Stocks recover as bond yields stabilise

Our Weekly Market Overview from Quilter Cheviot


by Alan McIntosh, Chief Investment Strategist

A fairly uneventful week in terms of economic news and releases saw global stock markets end higher, boosted by a strong Friday session in the US. Following back-to-back weekly declines, the MSCI All Country World Index rose 1.9% last week, signalling that the prevailing themes of late may have become a little fatigued as investors look ahead to a string of key events.

US benchmarks closed 2% higher, with the bulk of the gains coming in the final session of the week. Technology stocks outperformed once more, supported by a moderation in the rise of bond yields, ending up 2.6% on the week. The gains take the year-to-date rise for the sector to just shy of 12%, more than double the broader US market returns of 5.5%. The volatility index fell below 19 last week to trade close to its lowest levels of the past year, a sign that there is little caution in the market at present despite declines over the last month and higher interest rates.

Bond yields were broadly flat last week with the US 10-year Treasury yield rising by 1 basis point to 3.96%, pulling back a little from a three-month intraday high of 4.09%. The move higher in yields, and equity market retracement began in early February following a blowout non-farm payrolls release which led investors to re-price the probability that the Federal Reserve (Fed) will raise interest rates higher than previously thought.

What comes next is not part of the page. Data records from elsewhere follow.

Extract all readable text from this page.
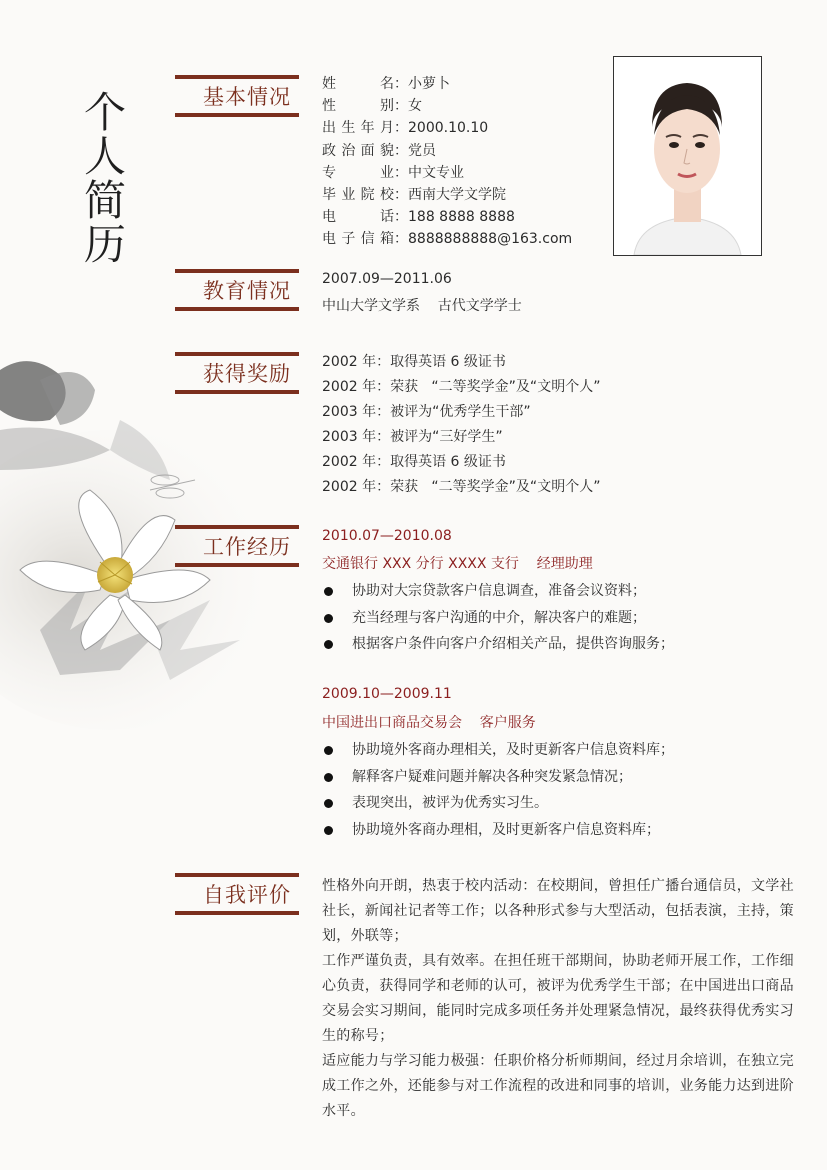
个人简历	基本情况
教育情况
获得奖励
工作经历
自我评价
姓名：小萝卜
性别：女
出生年月：2000.10.10
政治面貌：党员
专业：中文专业
毕业院校：西南大学文学院
电话：188 8888 8888
电子信箱：8888888888@163.com
2007.09—2011.06
中山大学文学系    古代文学学士
2002 年：取得英语 6 级证书
2002 年：荣获   “二等奖学金”及“文明个人”
2003 年：被评为“优秀学生干部”
2003 年：被评为“三好学生”
2002 年：取得英语 6 级证书
2002 年：荣获   “二等奖学金”及“文明个人”
2010.07—2010.08
交通银行 XXX 分行 XXXX 支行    经理助理
协助对大宗贷款客户信息调查，准备会议资料；
充当经理与客户沟通的中介，解决客户的难题；
根据客户条件向客户介绍相关产品，提供咨询服务；
2009.10—2009.11
中国进出口商品交易会    客户服务
协助境外客商办理相关，及时更新客户信息资料库；
解释客户疑难问题并解决各种突发紧急情况；
表现突出，被评为优秀实习生。
协助境外客商办理相，及时更新客户信息资料库；

性格外向开朗，热衷于校内活动：在校期间，曾担任广播台通信员，文学社社长，新闻社记者等工作；以各种形式参与大型活动，包括表演，主持，策划，外联等；

工作严谨负责，具有效率。在担任班干部期间，协助老师开展工作，工作细心负责，获得同学和老师的认可，被评为优秀学生干部；在中国进出口商品交易会实习期间，能同时完成多项任务并处理紧急情况，最终获得优秀实习生的称号；

适应能力与学习能力极强：任职价格分析师期间，经过月余培训，在独立完成工作之外，还能参与对工作流程的改进和同事的培训，业务能力达到进阶水平。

This Friday we will get the subsequent US jobs report, which will no doubt be keenly viewed to see whether February’s release was a one-off or whether it signalled renewed tightening in the labour market. The release is the first of three major pieces of US data in as many weeks, with the Consumer Price Index (CPI) and the second Fed monetary policy decision of the year to follow.

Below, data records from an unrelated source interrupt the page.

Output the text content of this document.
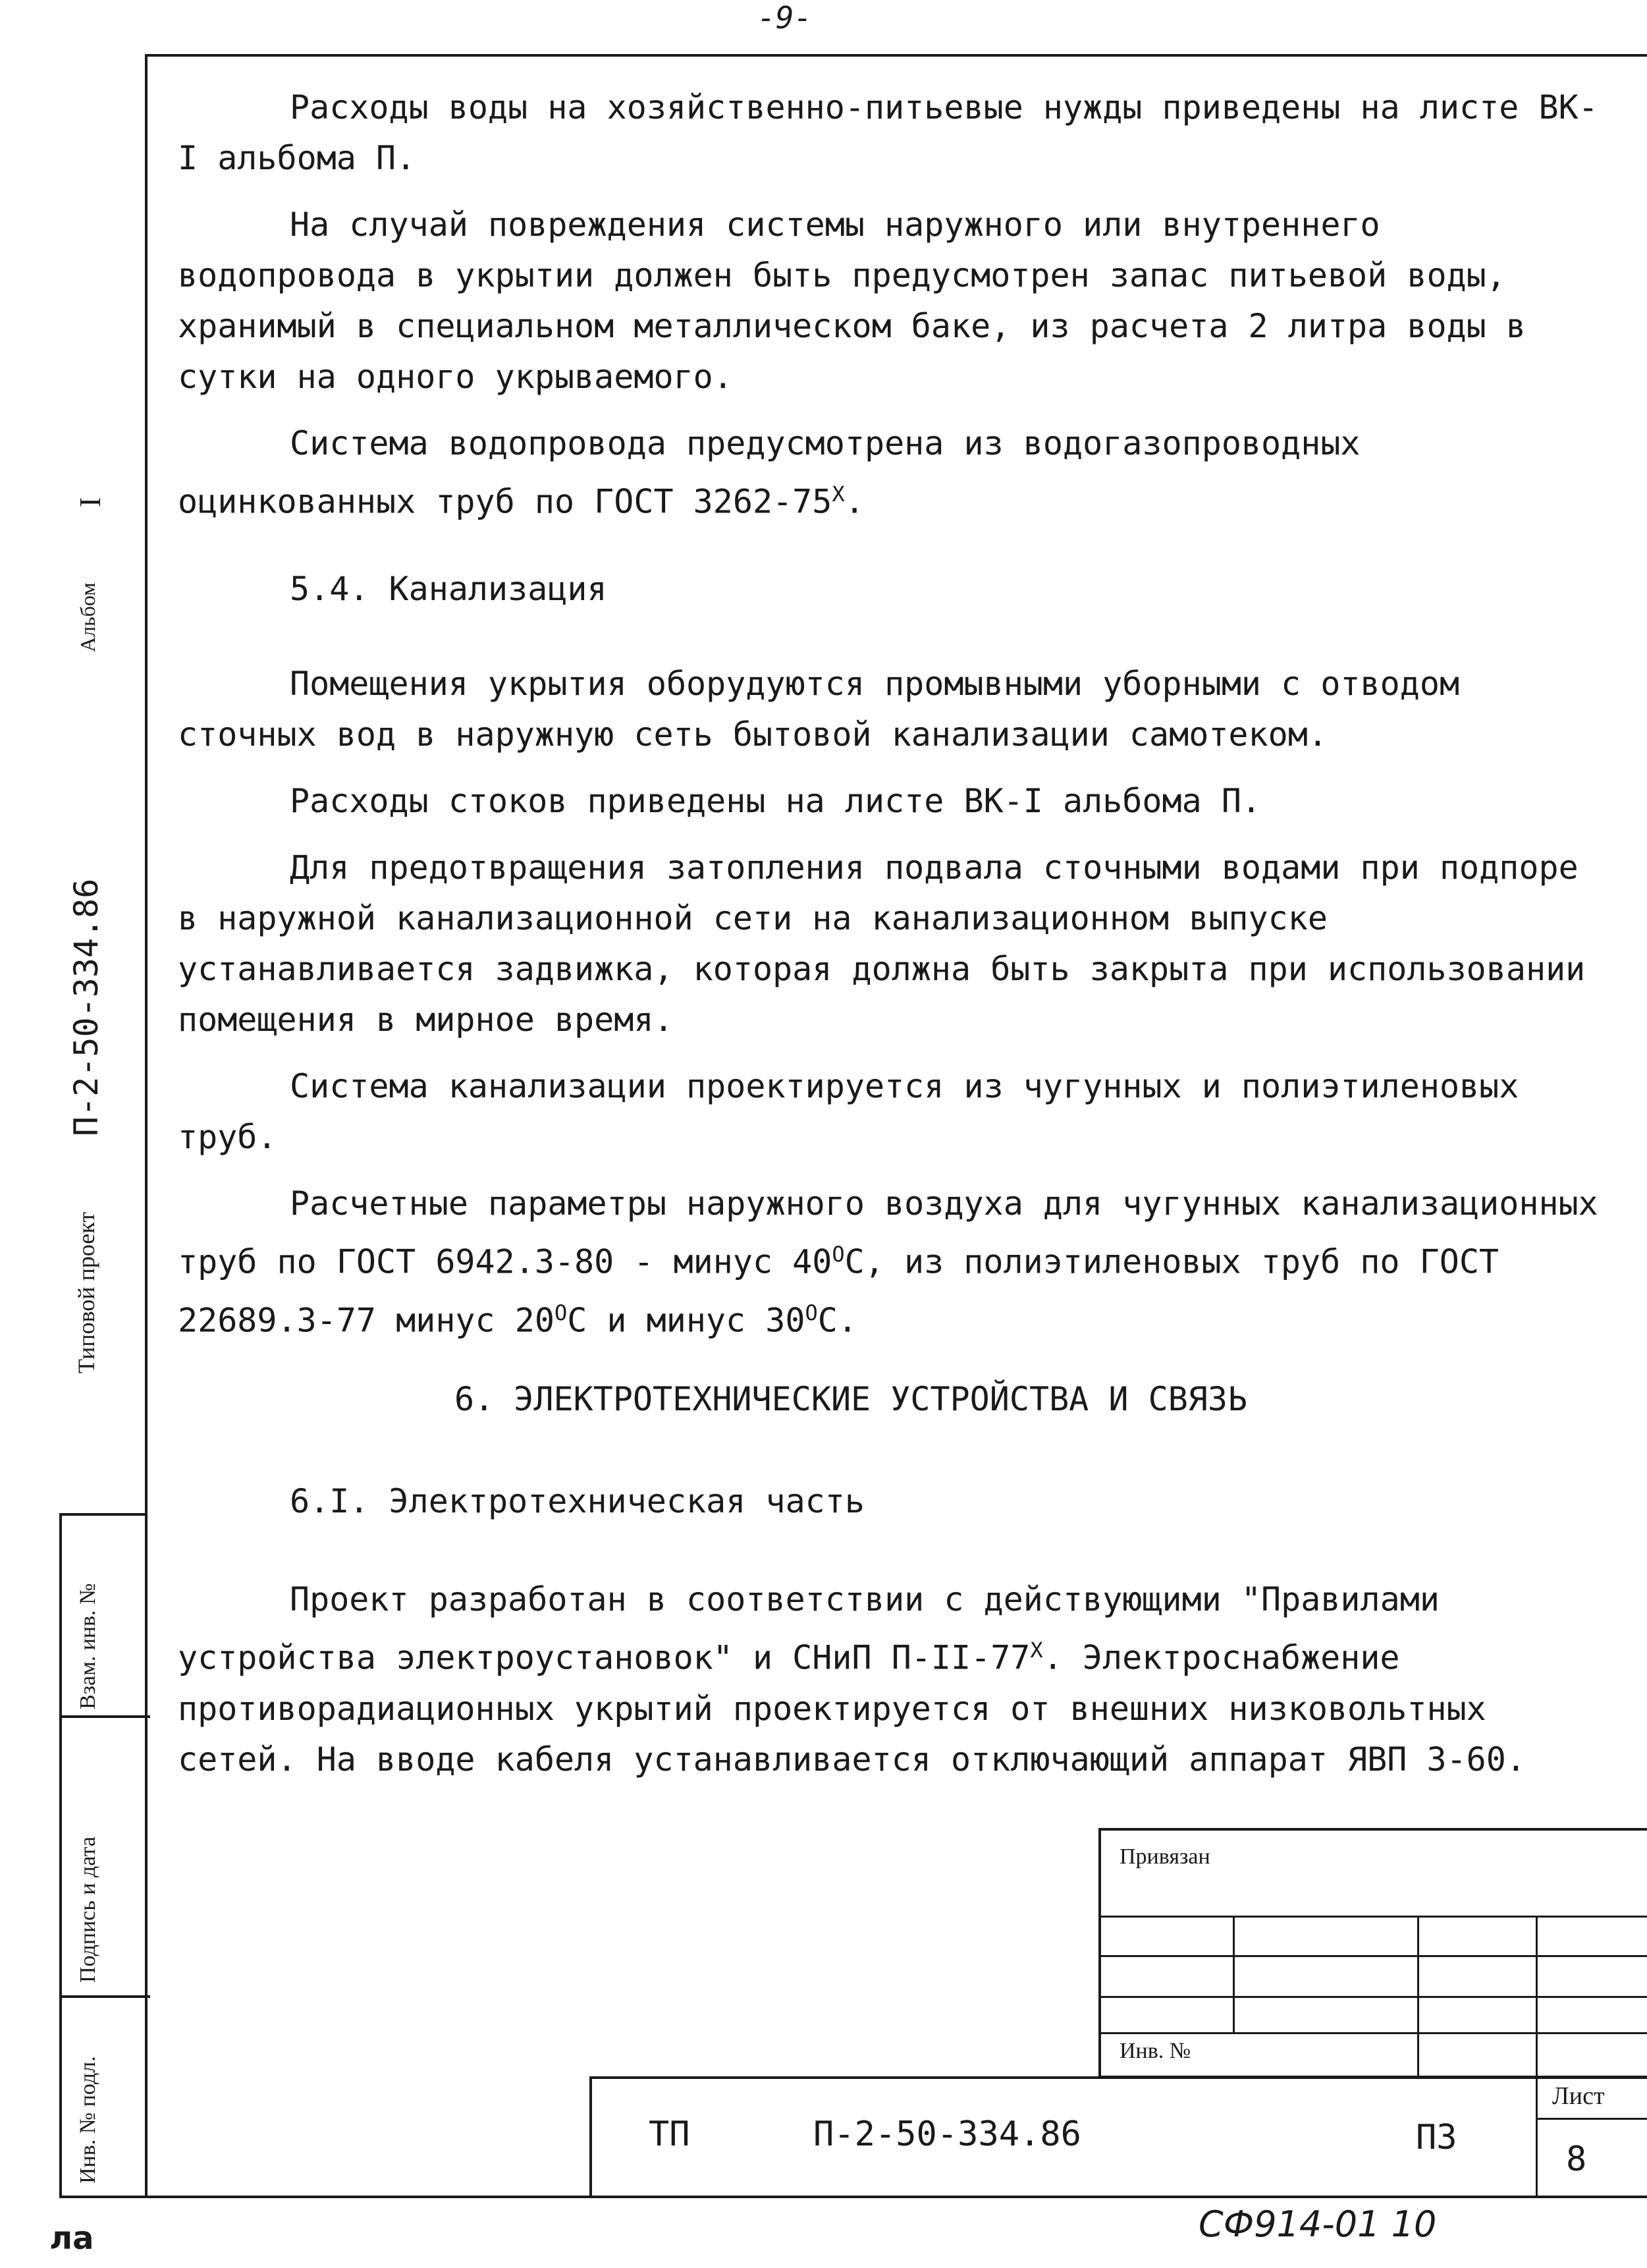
-9-
Альбом
I
Типовой проект
П-2-50-334.86
Взам. инв. №
Подпись и дата
Инв. № подл.

Расходы воды на хозяйственно-питьевые нужды приведены на листе ВК-I альбома П.

На случай повреждения системы наружного или внутреннего водопровода в укрытии должен быть предусмотрен запас питьевой воды, хранимый в специальном металлическом баке, из расчета 2 литра воды в сутки на одного укрываемого.

Система водопровода предусмотрена из водогазопроводных оцинкованных труб по ГОСТ $3262-75^X$.

5.4. Канализация

Помещения укрытия оборудуются промывными уборными с отводом сточных вод в наружную сеть бытовой канализации самотеком.

Расходы стоков приведены на листе ВК-I альбома П.

Для предотвращения затопления подвала сточными водами при подпоре в наружной канализационной сети на канализационном выпуске устанавливается задвижка, которая должна быть закрыта при использовании помещения в мирное время.

Система канализации проектируется из чугунных и полиэтиленовых труб.

Расчетные параметры наружного воздуха для чугунных канализационных труб по ГОСТ 6942.3-80 - минус $40^OС$, из полиэтиленовых труб по ГОСТ 22689.3-77 минус $20^OС$ и минус $30^OС$.

6. ЭЛЕКТРОТЕХНИЧЕСКИЕ УСТРОЙСТВА И СВЯЗЬ
6.I. Электротехническая часть

Проект разработан в соответствии с действующими "Правилами устройства электроустановок" и СНиП $П-II-77^X$. Электроснабжение противорадиационных укрытий проектируется от внешних низковольтных сетей. На вводе кабеля устанавливается отключающий аппарат ЯВП 3-60.

Привязан
Инв. №
ТП	П-2-50-334.86	ПЗ
Лист
8
СФ914-01 10
ла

In the UK, the 10-year gilt yield increased from 3.66% to 3.85% last week, a move broadly in line with core European government bond yields. The pound continues to trade in a fairly narrow range against the US dollar, hovering around the 1.20 level.

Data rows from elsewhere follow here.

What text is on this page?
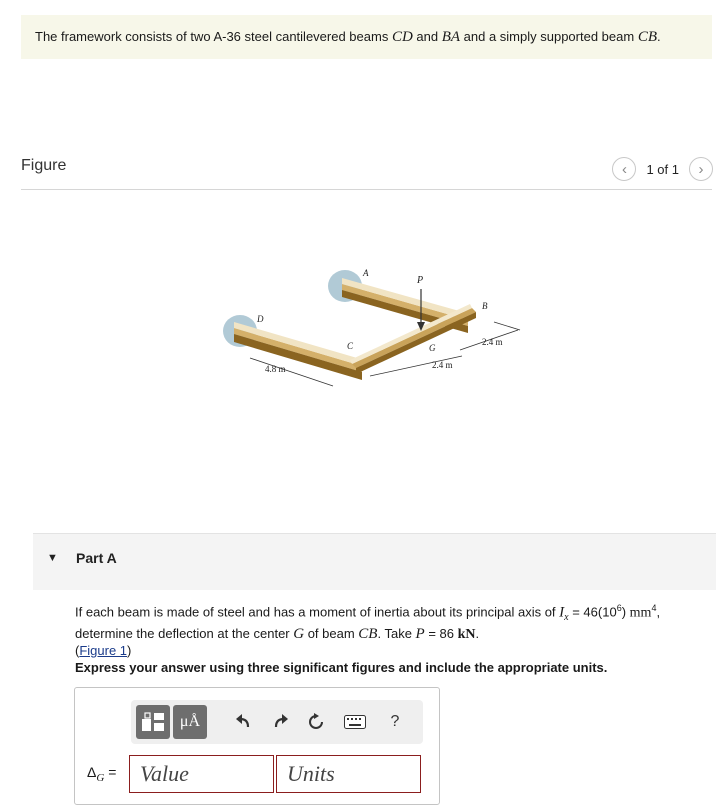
The framework consists of two A-36 steel cantilevered beams CD and BA and a simply supported beam CB.
Figure	‹ 1 of 1 ›
A
P
B
D
C	G
2.4 m
2.4 m
4.8 m
▼ Part A
If each beam is made of steel and has a moment of inertia about its principal axis of $I_x = 46(10^6)$ $mm^4$,
determine the deflection at the center G of beam CB. Take P = 86 kN.
(Figure 1)
Express your answer using three significant figures and include the appropriate units.
μÅ	?
$\Delta_G$ =	Value	Units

UK and European shares lagged their US counterparts a little on the week, with the former adding 1.1% and the latter 1.7%. Still, they are outperforming global indices so far in 2023 with UK benchmarks up 7.4% and European bourses higher by 10.2%.

Conservative goals

China has announced a 5% economic growth target for the year, slightly lower than economists expected in light of the widespread lifting of pandemic restrictions. The reopening has been widely cited as a major tailwind to the global economy this year, driven by a rebound in consumer spending and industrial output. There is often a degree of scepticism among market participants regarding the accuracy of Chinese growth numbers, but the modest target suggests a potential change of tack by publishing a less optimistic outlook.

Shares in Hong Kong advanced last week after a run of four consecutive weekly losses with the 3.1% gain taking the year-to-date return figure to 4.3%. The market continues to exhibit elevated volatility, closing out February with a sizable decline of 9.4% after a blockbuster start to the year.